You hold back a slice of your labeled rows (say 20%) as a 'test set' the model never sees during training, then check its predictions against the known answers — that estimates real-world performance, like running against staging before prod. The unbreakable rule: never let test data leak into training, directly or sneakily. 'Leakage' includes computing averages over the whole dataset before splitting it, or including a feature that secretly encodes the answer (e.g. a 'refund_issued' column when predicting fraud). Leakage gives you gorgeous fake scores that collapse in production. If results look too good to be true, hunt for leakage first.

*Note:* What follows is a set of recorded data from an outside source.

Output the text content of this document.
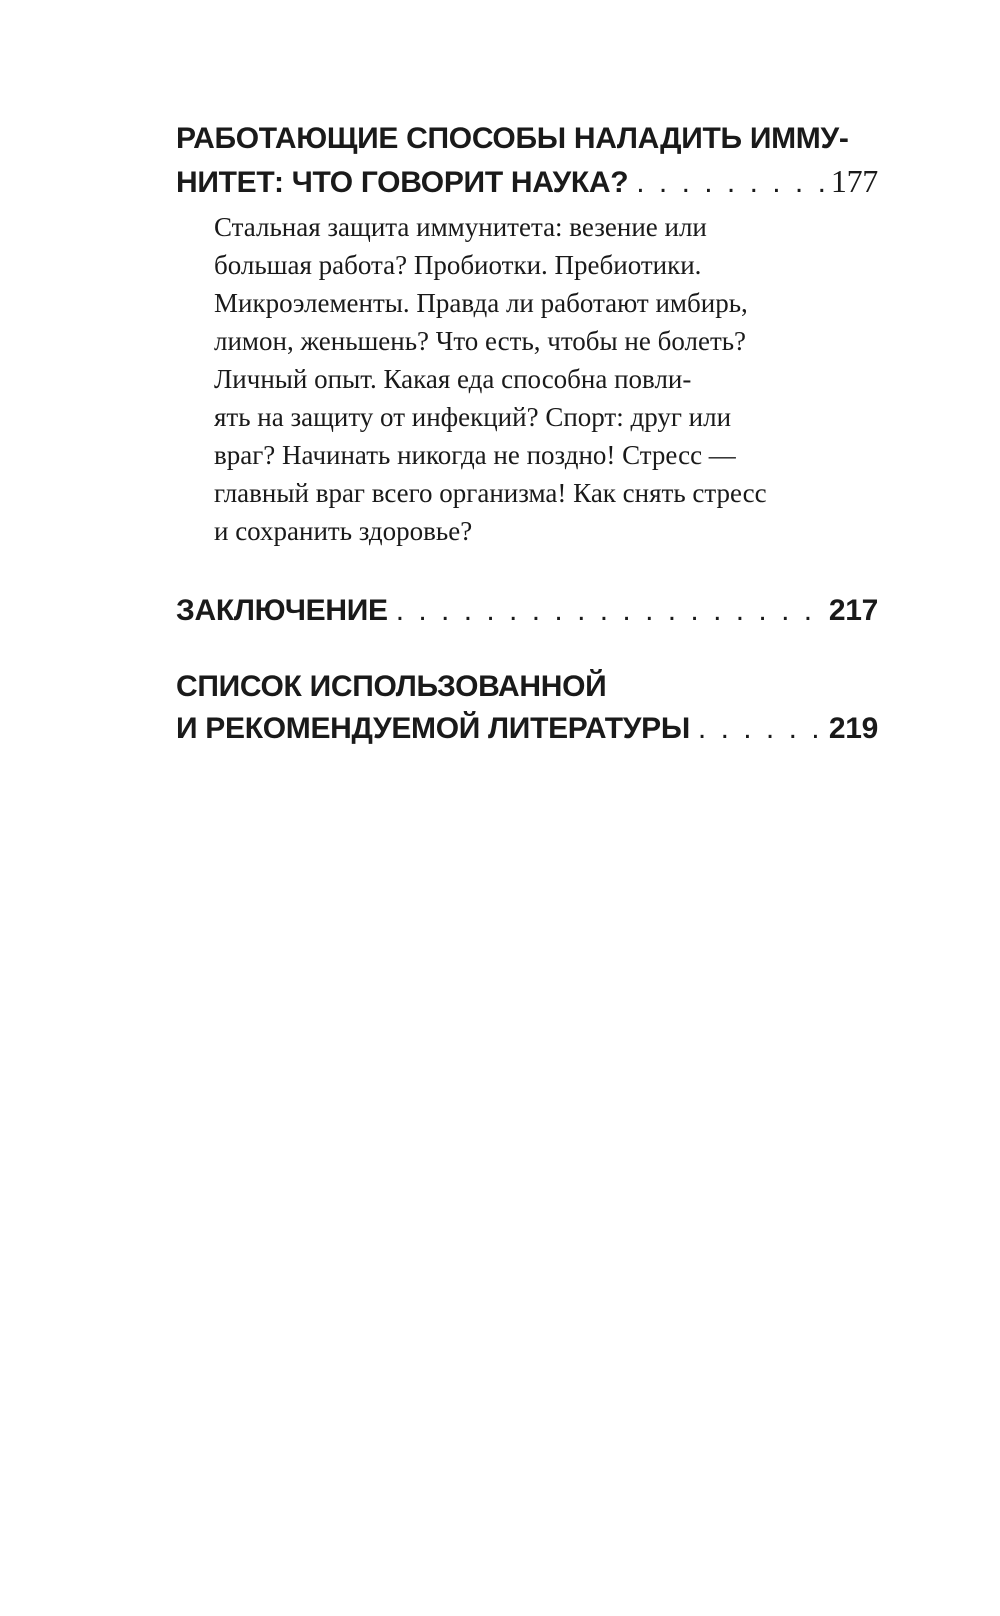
РАБОТАЮЩИЕ СПОСОБЫ НАЛАДИТЬ ИММУ-
НИТЕТ: ЧТО ГОВОРИТ НАУКА? . . .	177
Стальная защита иммунитета: везение или
большая работа? Пробиотки. Пребиотики.
Микроэлементы. Правда ли работают имбирь,
лимон, женьшень? Что есть, чтобы не болеть?
Личный опыт. Какая еда способна повли-
ять на защиту от инфекций? Спорт: друг или
враг? Начинать никогда не поздно! Стресс —
главный враг всего организма! Как снять стресс
и сохранить здоровье?
ЗАКЛЮЧЕНИЕ . . .	217
СПИСОК ИСПОЛЬЗОВАННОЙ
И РЕКОМЕНДУЕМОЙ ЛИТЕРАТУРЫ . . .	219
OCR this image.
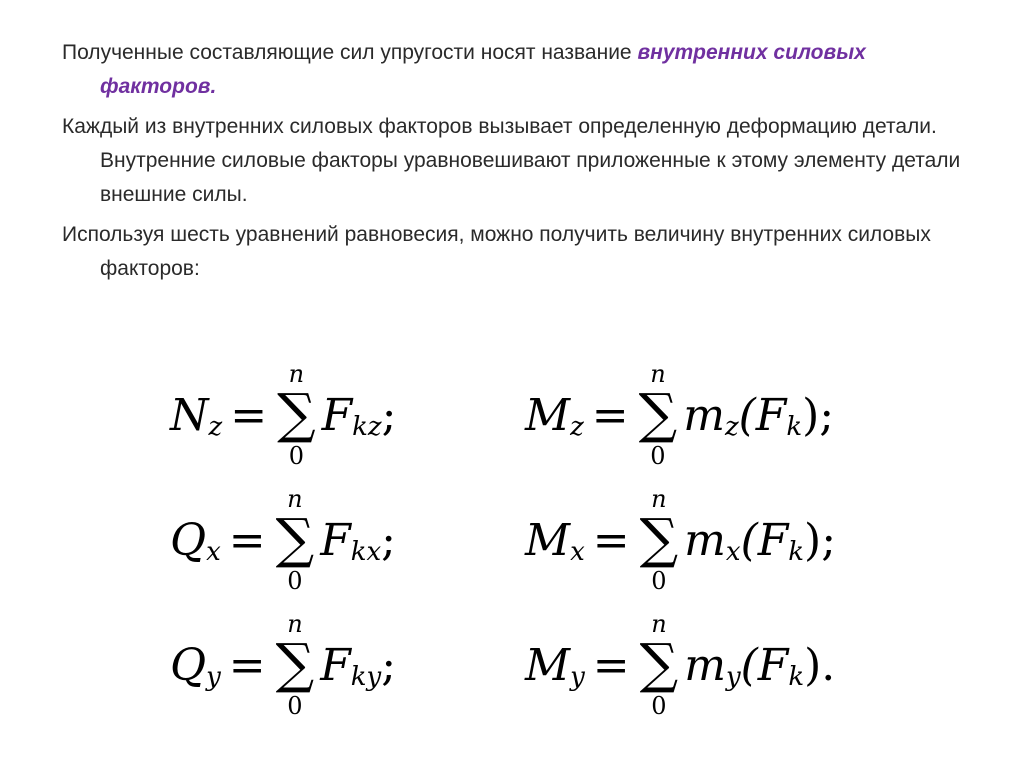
Полученные составляющие сил упругости носят название внутренних силовых факторов.

Каждый из внутренних силовых факторов вызывает определенную деформацию детали. Внутренние силовые факторы уравновешивают приложенные к этому элементу детали внешние силы.

Используя шесть уравнений равновесия, можно получить величину внутренних силовых факторов:

N z =
n
∑
0
F kz ;	M z =
n
∑
0
m z (F k ) ;
Q x =
n
∑
0
F kx ;	M x =
n
∑
0
m x (F k ) ;
Q y =
n
∑
0
F ky ;	M y =
n
∑
0
m y (F k ) .
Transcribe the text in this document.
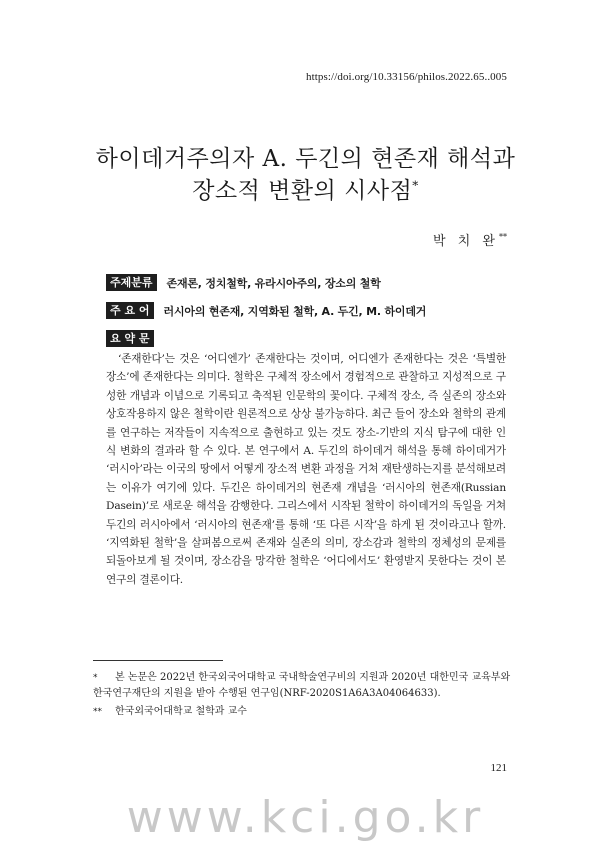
https://doi.org/10.33156/philos.2022.65..005
하이데거주의자 A. 두긴의 현존재 해석과
장소적 변환의 시사점*
박 치 완**
주제분류	존재론, 정치철학, 유라시아주의, 장소의 철학
주 요 어	러시아의 현존재, 지역화된 철학, A. 두긴, M. 하이데거
요 약 문

‘존재한다’는 것은 ‘어디엔가’ 존재한다는 것이며, 어디엔가 존재한다는 것은 ‘특별한 장소’에 존재한다는 의미다. 철학은 구체적 장소에서 경험적으로 관찰하고 지성적으로 구성한 개념과 이념으로 기록되고 축적된 인문학의 꽃이다. 구체적 장소, 즉 실존의 장소와 상호작용하지 않은 철학이란 원론적으로 상상 불가능하다. 최근 들어 장소와 철학의 관계를 연구하는 저작들이 지속적으로 출현하고 있는 것도 장소-기반의 지식 탐구에 대한 인식 변화의 결과라 할 수 있다. 본 연구에서 A. 두긴의 하이데거 해석을 통해 하이데거가 ‘러시아’라는 이국의 땅에서 어떻게 장소적 변환 과정을 거쳐 재탄생하는지를 분석해보려는 이유가 여기에 있다. 두긴은 하이데거의 현존재 개념을 ‘러시아의 현존재(Russian Dasein)’로 새로운 해석을 감행한다. 그리스에서 시작된 철학이 하이데거의 독일을 거쳐 두긴의 러시아에서 ‘러시아의 현존재’를 통해 ‘또 다른 시작’을 하게 된 것이라고나 할까. ‘지역화된 철학’을 살펴봄으로써 존재와 실존의 의미, 장소감과 철학의 정체성의 문제를 되돌아보게 될 것이며, 장소감을 망각한 철학은 ‘어디에서도’ 환영받지 못한다는 것이 본 연구의 결론이다.

* 본 논문은 2022년 한국외국어대학교 국내학술연구비의 지원과 2020년 대한민국 교육부와 한국연구재단의 지원을 받아 수행된 연구임(NRF-2020S1A6A3A04064633).

** 한국외국어대학교 철학과 교수

121
www.kci.go.kr
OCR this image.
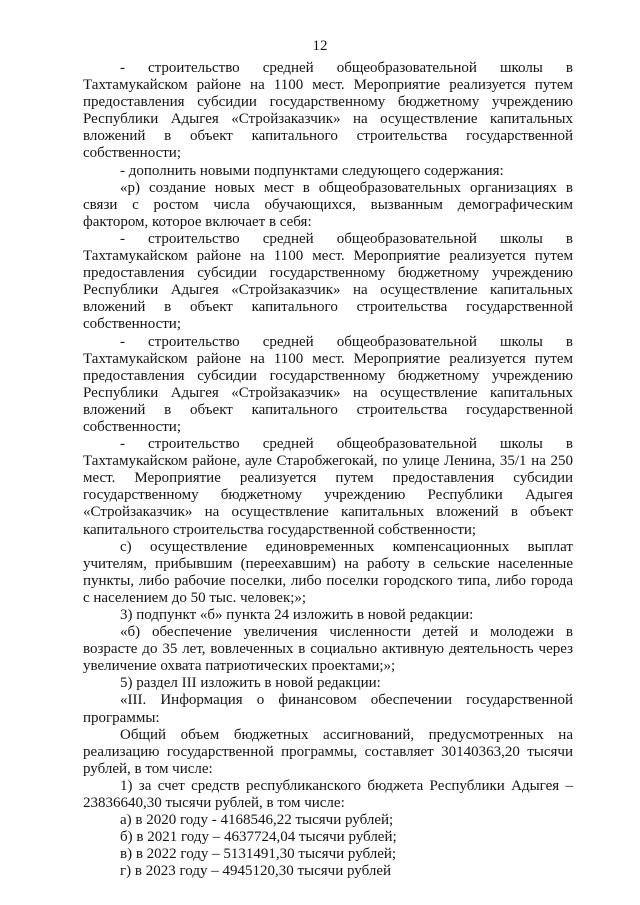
12

- строительство средней общеобразовательной школы в Тахтамукайском районе на 1100 мест. Мероприятие реализуется путем предоставления субсидии государственному бюджетному учреждению Республики Адыгея «Стройзаказчик» на осуществление капитальных вложений в объект капитального строительства государственной собственности;

- дополнить новыми подпунктами следующего содержания:

«р) создание новых мест в общеобразовательных организациях в связи с ростом числа обучающихся, вызванным демографическим фактором, которое включает в себя:

- строительство средней общеобразовательной школы в Тахтамукайском районе на 1100 мест. Мероприятие реализуется путем предоставления субсидии государственному бюджетному учреждению Республики Адыгея «Стройзаказчик» на осуществление капитальных вложений в объект капитального строительства государственной собственности;

- строительство средней общеобразовательной школы в Тахтамукайском районе на 1100 мест. Мероприятие реализуется путем предоставления субсидии государственному бюджетному учреждению Республики Адыгея «Стройзаказчик» на осуществление капитальных вложений в объект капитального строительства государственной собственности;

- строительство средней общеобразовательной школы в Тахтамукайском районе, ауле Старобжегокай, по улице Ленина, 35/1 на 250 мест. Мероприятие реализуется путем предоставления субсидии государственному бюджетному учреждению Республики Адыгея «Стройзаказчик» на осуществление капитальных вложений в объект капитального строительства государственной собственности;

с) осуществление единовременных компенсационных выплат учителям, прибывшим (переехавшим) на работу в сельские населенные пункты, либо рабочие поселки, либо поселки городского типа, либо города с населением до 50 тыс. человек;»;

3) подпункт «б» пункта 24 изложить в новой редакции:

«б) обеспечение увеличения численности детей и молодежи в возрасте до 35 лет, вовлеченных в социально активную деятельность через увеличение охвата патриотических проектами;»;

5) раздел III изложить в новой редакции:

«III. Информация о финансовом обеспечении государственной программы:

Общий объем бюджетных ассигнований, предусмотренных на реализацию государственной программы, составляет 30140363,20 тысячи рублей, в том числе:

1) за счет средств республиканского бюджета Республики Адыгея – 23836640,30 тысячи рублей, в том числе:

а) в 2020 году - 4168546,22 тысячи рублей;

б) в 2021 году – 4637724,04 тысячи рублей;

в) в 2022 году – 5131491,30 тысячи рублей;

г) в 2023 году – 4945120,30 тысячи рублей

Pick a classic model when the task is a well-defined prediction over structured, table-shaped data you already have — fraud scoring, churn prediction, price estimates, spam — especially at high volume where per-call LLM cost and latency hurt, or where data can't leave your servers. Pick an LLM when the input is messy natural language or images and the task is open-ended: summarizing tickets, answering questions, pulling fields out of free text, chat. Rough rule: if you can phrase it as 'predict this column from those columns' and you have a labeled history, classic ML is cheaper and steadier. If it needs genuine language understanding or reasoning, reach for the LLM.

Yes — and that's often the right move. Cloud ML APIs wrap ready-made models behind a normal authenticated HTTP endpoint: you POST input, get JSON back, pay per call, no training needed. As of 2026, examples include AWS (Rekognition for images, Comprehend for text), Google Cloud (Vision, Natural Language, Document AI), and Azure AI services (Vision, Language, Document Intelligence). Great for common tasks — OCR, sentiment, image labels, translation. Note that some narrow services get retired (AWS's Amazon Fraud Detector stopped taking new customers and now points you at SageMaker), so check it's still offered. The trade-off versus your own model: ongoing per-call cost, vendor lock-in, latency, and sending data off-box — but you ship in an afternoon.

In Python the go-to library is scikit-learn (as of 2026, still the default for table-shaped classic ML). The shape is tiny and reads like plain steps: put your feature columns in one variable and the labels in another, then split them into a training chunk and a test chunk (say 80/20). Create a model (a RandomForestClassifier is a fine starting point), call fit on the training chunk to teach it, then call score on the test chunk to get an honest accuracy on rows it never saw. From then on, call predict on new rows. Finally you save the model to a file (joblib) and load it in your service. The hard part isn't these few lines — it's getting clean labeled data and trustworthy features.

Usually no heavy server. A trained classic model is typically a small file (kilobytes to a few megabytes) holding the learned numbers. You load it once at startup — like reading a config or warming a cache — and call predict in-process. So it can live right inside your existing Node or Python backend: no GPU, no separate model service, responses in single-digit milliseconds. That's the big contrast with LLMs, which are many gigabytes and almost always called over the network as a hosted API. For classic ML, 'deploy' often just means ship the file with your app and load it. Retraining periodically (say nightly) is a separate batch job.

Models silently rot — it's called 'drift'. You train on last year's data, deploy, and it works; then the world shifts (new fraud tactics, a pricing change, a new product) and predictions quietly get worse with no error thrown — like a cache that serves stale data but never expires. Nothing shows up in your logs; accuracy just decays. So you have to monitor live predictions against what actually happened later, alert when quality drops, and retrain on fresh data regularly. The mistake is treating a model as 'ship once, done'. Treat it like a dependency that needs upkeep, with a dashboard watching its real-world hit rate.